Sorte de miroir inversé des films de Terence Young, Seule dans la nuit, ou du plus réussi Terreur aveugle de Richard Fleischer, Don’t Breathe est un huis clos dans lequel 3 jeunes cambrioleurs sont pris en chasse par le propriétaire aveugle de la maison fractionnée.
D’un point de vue formel c’est plutôt bien mis en scène, la tension fonctionne, d’une part car il y a une attention portée au décor et à la spatialité de la maison, d’autre part car les contraintes d’action liées à la cécité sont plutôt bien respectées : le bruit, la respiration, les odeurs,…
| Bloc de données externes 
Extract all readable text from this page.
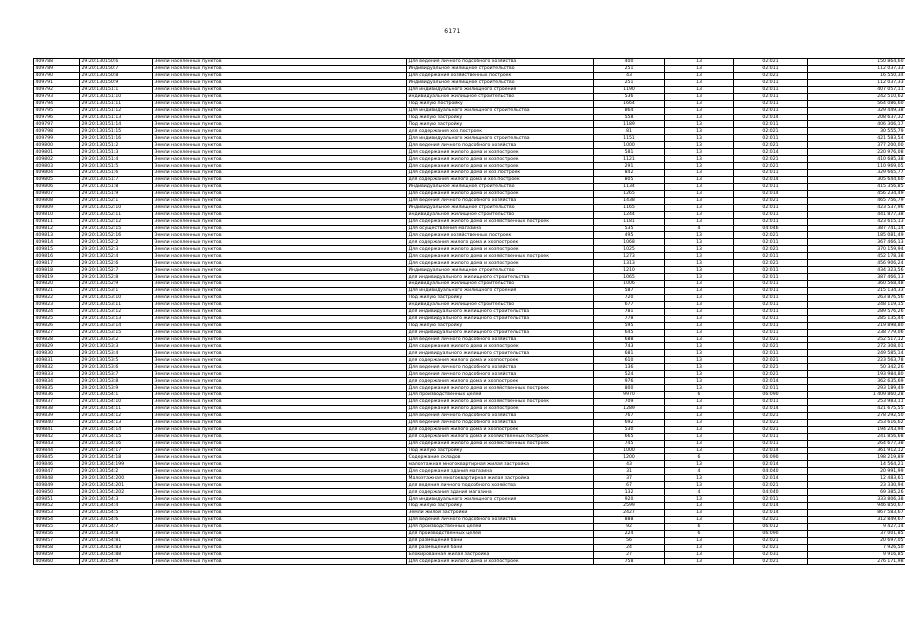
6171
409788	29:20:130150:6	Земли населенных пунктов	Для ведения личного подсобного хозяйства	400	13	02:021	150 864,60
409789	29:20:130150:7	Земли населенных пунктов	Индивидуальное жилищное строительство	251	13	02:011	112 037,33
409790	29:20:130150:8	Земли населенных пунктов	Для содержания хозяйственных построек	43	13	02:021	16 550,34
409791	29:20:130150:9	Земли населенных пунктов	Индивидуальное жилищное строительство	251	13	02:011	112 037,33
409792	29:20:130151:1	Земли населенных пунктов	Для индивидуального жилищного строения	1190	13	02:011	407 057,11
409793	29:20:130151:10	Земли населенных пунктов	индивидуальное жилищное строительство	536	13	02:011	242 510,62
409794	29:20:130151:11	Земли населенных пунктов	Под жилую постройку	1664	13	02:011	564 086,60
409795	29:20:130151:12	Земли населенных пунктов	Для индивидуального жилищного строительства	864	13	02:011	329 449,38
409796	29:20:130151:13	Земли населенных пунктов	Под жилую застройку	558	13	02:014	208 637,32
409797	29:20:130151:14	Земли населенных пунктов	Под жилую застройку	1189	13	02:011	406 306,17
409798	29:20:130151:15	Земли населенных пунктов	для содержания хоз.построек	81	13	02:021	30 555,79
409799	29:20:130151:16	Земли населенных пунктов	Для индивидуального жилищного строительства	1151	13	02:011	421 583,54
409800	29:20:130151:2	Земли населенных пунктов	Для ведения личного подсобного хозяйства	1000	13	02:021	377 200,00
409801	29:20:130151:3	Земли населенных пунктов	Для содержания жилого дома и хозпостроек	581	13	02:014	220 976,08
409802	29:20:130151:4	Земли населенных пунктов	Для содержания жилого дома и хозпостроек	1121	13	02:021	410 685,38
409803	29:20:130151:5	Земли населенных пунктов	Для содержания жилого дома и хозпостроек	291	13	02:021	110 969,05
409804	29:20:130151:6	Земли населенных пунктов	Для содержания жилого дома и хоз.построек	842	13	02:011	329 665,77
409805	29:20:130151:7	Земли населенных пунктов	для содержания жилого дома и хоз.построек	805	13	02:014	305 644,60
409806	29:20:130151:8	Земли населенных пунктов	Индивидуальное жилищное строительство	1134	13	02:011	415 356,85
409807	29:20:130151:9	Земли населенных пунктов	Для содержания жилого дома и хозпостроек	1265	13	02:014	456 234,49
409808	29:20:130152:1	Земли населенных пунктов	Для ведения личного подсобного хозяйства	1438	13	02:021	465 756,79
409809	29:20:130152:10	Земли населенных пунктов	Индивидуальное жилищное строительство	1165	13	02:011	423 537,96
409810	29:20:130152:11	Земли населенных пунктов	индивидуальное жилищное строительство	1244	13	02:011	441 877,38
409811	29:20:130152:12	Земли населенных пунктов	Для содержания жилого дома и хозяйственных построек	1181	13	02:011	423 615,13
409812	29:20:130152:15	Земли населенных пунктов	Для оcуществления магазина	535	4	04:046	387 741,14
409813	29:20:130152:16	Земли населенных пунктов	Для содержания хозяйственных построек	495	13	02:021	185 081,49
409814	29:20:130152:2	Земли населенных пунктов	для содержания жилого дома и хозпостроек	1068	13	02:011	367 466,13
409815	29:20:130152:3	Земли населенных пунктов	Для содержания жилого дома и хозпостроек	1025	13	02:021	370 159,94
409816	29:20:130152:4	Земли населенных пунктов	Для содержания жилого дома и хозяйственных построек	1273	13	02:011	452 178,38
409817	29:20:130152:6	Земли населенных пунктов	Для содержания жилого дома и хозпостроек	1313	13	02:021	456 906,24
409818	29:20:130152:7	Земли населенных пунктов	Индивидуальное жилищное строительство	1210	13	02:011	434 323,56
409819	29:20:130152:8	Земли населенных пунктов	для индивидуального жилищного строительства	1065	13	02:011	387 466,13
409820	29:20:130152:9	Земли населенных пунктов	индивидуальное жилищное строительство	1006	13	02:011	360 568,48
409821	29:20:130153:1	Земли населенных пунктов	Для индивидуального жилищного строения	587	13	02:011	215 134,33
409822	29:20:130153:10	Земли населенных пунктов	Под жилую застройку	720	13	02:011	263 876,56
409823	29:20:130153:11	Земли населенных пунктов	индивидуальное жилищное строительство	677	13	02:011	248 119,15
409824	29:20:130153:12	Земли населенных пунктов	для индивидуального жилищного строительства	781	13	02:011	289 576,26
409825	29:20:130153:13	Земли населенных пунктов	для индивидуального жилищного строительства	778	13	02:011	285 135,44
409826	29:20:130153:14	Земли населенных пунктов	Под жилую застройку	595	13	02:011	219 898,80
409827	29:20:130153:15	Земли населенных пунктов	для индивидуального жилищного строительства	645	13	02:011	238 779,06
409828	29:20:130153:2	Земли населенных пунктов	Для ведения личного подсобного хозяйства	688	13	02:021	252 517,12
409829	29:20:130153:3	Земли населенных пунктов	Для содержания жилого дома и хозпостроек	743	13	02:021	272 308,01
409830	29:20:130153:4	Земли населенных пунктов	для индивидуального жилищного строительства	681	13	02:011	249 585,14
409831	29:20:130153:5	Земли населенных пунктов	для содержания жилого дома и хозпостроек	610	13	02:021	223 563,78
409832	29:20:130153:6	Земли населенных пунктов	Для ведения личного подсобного хозяйства	136	13	02:021	50 342,26
409833	29:20:130153:7	Земли населенных пунктов	Для ведения личного подсобного хозяйства	524	13	02:021	193 984,80
409834	29:20:130153:8	Земли населенных пунктов	для содержания жилого дома и хозпостроек	976	13	02:014	362 635,69
409835	29:20:130153:9	Земли населенных пунктов	Для содержания жилого дома и хозяйственных построек	800	13	02:011	293 189,49
409836	29:20:130154:1	Земли населенных пунктов	Для производственных целей	9970	6	06:090	1 409 860,28
409837	29:20:130154:10	Земли населенных пунктов	Для содержания жилого дома и хозяйственных построек	709	13	02:011	253 983,11
409838	29:20:130154:11	Земли населенных пунктов	Для содержания жилого дома и хозпостроек	1289	13	02:014	421 675,55
409839	29:20:130154:12	Земли населенных пунктов	Для ведения личного подсобного хозяйства	767	13	02:021	278 292,50
409840	29:20:130154:13	Земли населенных пунктов	Для ведения личного подсобного хозяйства	692	13	02:021	253 616,62
409841	29:20:130154:14	Земли населенных пунктов	для содержания жилого дома и хозпостроек	530	13	02:021	194 243,94
409842	29:20:130154:15	Земли населенных пунктов	для содержания жилого дома и хозяйственных построек	665	13	02:011	241 856,68
409843	29:20:130154:16	Земли населенных пунктов	Для содержания жилого дома и хозяйственных построек	745	13	02:011	264 677,38
409844	29:20:130154:17	Земли населенных пунктов	Под жилую застройку	1000	13	02:014	361 912,12
409845	29:20:130154:18	Земли населенных пунктов	Содержание складов	1200	6	06:090	198 219,89
409846	29:20:130154:199	Земли населенных пунктов	малоэтажная многоквартирная жилая застройка	43	13	02:014	14 564,21
409847	29:20:130154:2	Земли населенных пунктов	Для содержания здания магазина	31	4	04:040	20 991,99
409848	29:20:130154:200	Земли населенных пунктов	Малоэтажная многоквартирная жилая застройка	37	13	02:014	12 483,61
409849	29:20:130154:201	Земли населенных пунктов	для ведения личного подсобного хозяйства	67	13	02:021	23 330,94
409850	29:20:130154:202	Земли населенных пунктов	для содержания здания магазина	132	4	04:040	69 385,26
409851	29:20:130154:3	Земли населенных пунктов	Для индивидуального жилищного строения	920	13	02:011	333 806,38
409852	29:20:130154:4	Земли населенных пунктов	Под жилую застройку	2599	13	02:014	946 850,67
409853	29:20:130154:5	Земли населенных пунктов	Земли жилой застройки	2427	13	02:014	867 583,67
409854	29:20:130154:6	Земли населенных пунктов	Для ведения личного подсобного хозяйства	888	13	02:021	312 849,67
409855	29:20:130154:7	Земли населенных пунктов	Для производственных целей	92	6	06:012	9 427,14
409856	29:20:130154:8	Земли населенных пунктов	для производственных целей	224	6	06:090	37 001,85
409857	29:20:130154:81	Земли населенных пунктов	для размещения бани	56	13	02:021	20 697,05
409858	29:20:130154:83	Земли населенных пунктов	для размещения бани	24	13	02:021	7 926,50
409859	29:20:130154:88	Земли населенных пунктов	Блокированная жилая застройка	27	13	02:031	9 916,85
409860	29:20:130154:9	Земли населенных пунктов	Для содержания жилого дома и хозпостроек	758	13	02:021	276 171,98
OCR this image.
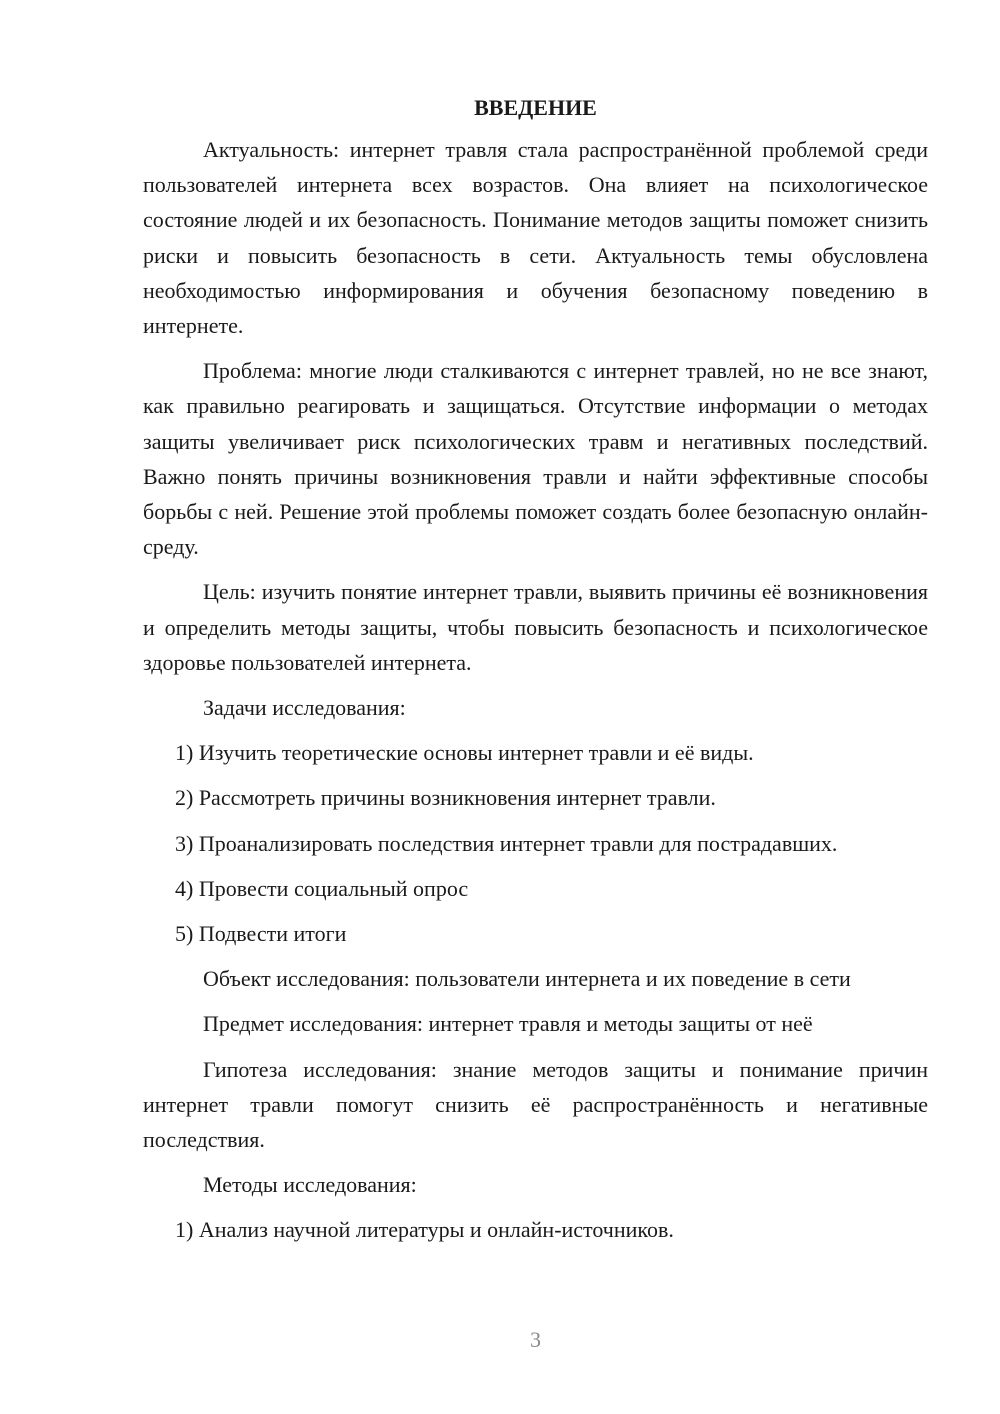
ВВЕДЕНИЕ

Актуальность: интернет травля стала распространённой проблемой среди пользователей интернета всех возрастов. Она влияет на психологическое состояние людей и их безопасность. Понимание методов защиты поможет снизить риски и повысить безопасность в сети. Актуальность темы обусловлена необходимостью информирования и обучения безопасному поведению в интернете.

Проблема: многие люди сталкиваются с интернет травлей, но не все знают, как правильно реагировать и защищаться. Отсутствие информации о методах защиты увеличивает риск психологических травм и негативных последствий. Важно понять причины возникновения травли и найти эффективные способы борьбы с ней. Решение этой проблемы поможет создать более безопасную онлайн-среду.

Цель: изучить понятие интернет травли, выявить причины её возникновения и определить методы защиты, чтобы повысить безопасность и психологическое здоровье пользователей интернета.

Задачи исследования:
1) Изучить теоретические основы интернет травли и её виды.
2) Рассмотреть причины возникновения интернет травли.
3) Проанализировать последствия интернет травли для пострадавших.
4) Провести социальный опрос
5) Подвести итоги

Объект исследования: пользователи интернета и их поведение в сети

Предмет исследования: интернет травля и методы защиты от неё

Гипотеза исследования: знание методов защиты и понимание причин интернет травли помогут снизить её распространённость и негативные последствия.

Методы исследования:
1) Анализ научной литературы и онлайн-источников.
3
Mais le réalisateur avait matière à faire beaucoup plus effrayant s’il ne s’était pas autocensuré en proposant une vision faussée, infrarouge, lorsque la maison est plongée dans l’obscurité totale, mettant donc sur un même niveau l’aveugle et les voleurs. Pourquoi ne pas faire confiance au cinéma, et au spectateur et lui montrer ce qu’il n’est pas sensé voir. Le film aurait été bien plus fort et angoissant….
Le fond du film lui aussi est décevant. On sent que le cinéaste veut aborder plein de sujets sur l’Amérique, il lance des pistes, mais survole tout sans donner la moindre chair à ce qu’il veut dire. Du coup sont mélangés la guerre en Irak et ses conséquences sur les soldats, la ville de Détroit et sa fraction entre quartiers abandonnés et luxueuses villas, et les conséquences de la société de consommation et la mainmise de l’argent roi. Ca donne des personnages et un décor mais peu d’imbrications entre les éléments.
Il y a malgré tout quelque chose qui me plait dans la façon d’aborder l’argent, comme l’origine du mal et la société consumériste qu’il engendre. Ça se manifeste à différentes échelles ici. Il est l’élément déclencheur : les jeunes cambriolent des riches afin de fuir Détroit vers le soleil californien. Mais l’argent est également décrit comme supérieur aux lois, aux droits, à la justice. SPOILER : l’aveugle se venge du meurtre de sa fille, commis par une fille de riches et qui a évité la prison en achetant le silence de l’aveugle. Enfin l’argent donne toute l’ambiguïté à la fin du film et trouble tous les éléments, permettant surtout de détourner le point de vue initial du cinéaste, placé clairement du côté des assaillants plutôt que de l’assailli, créant une empathie assez déplaisante avec eux. Le final redistribue les cartes et les billets. L’aveugle redevient le héros de guerre qui s’est protégé chez lui de ses agresseurs aux yeux de la justice, laissant filer la fille avec le pognon, achetant ainsi son silence.
L’argent a triomphé, les salauds sont tous sauvés.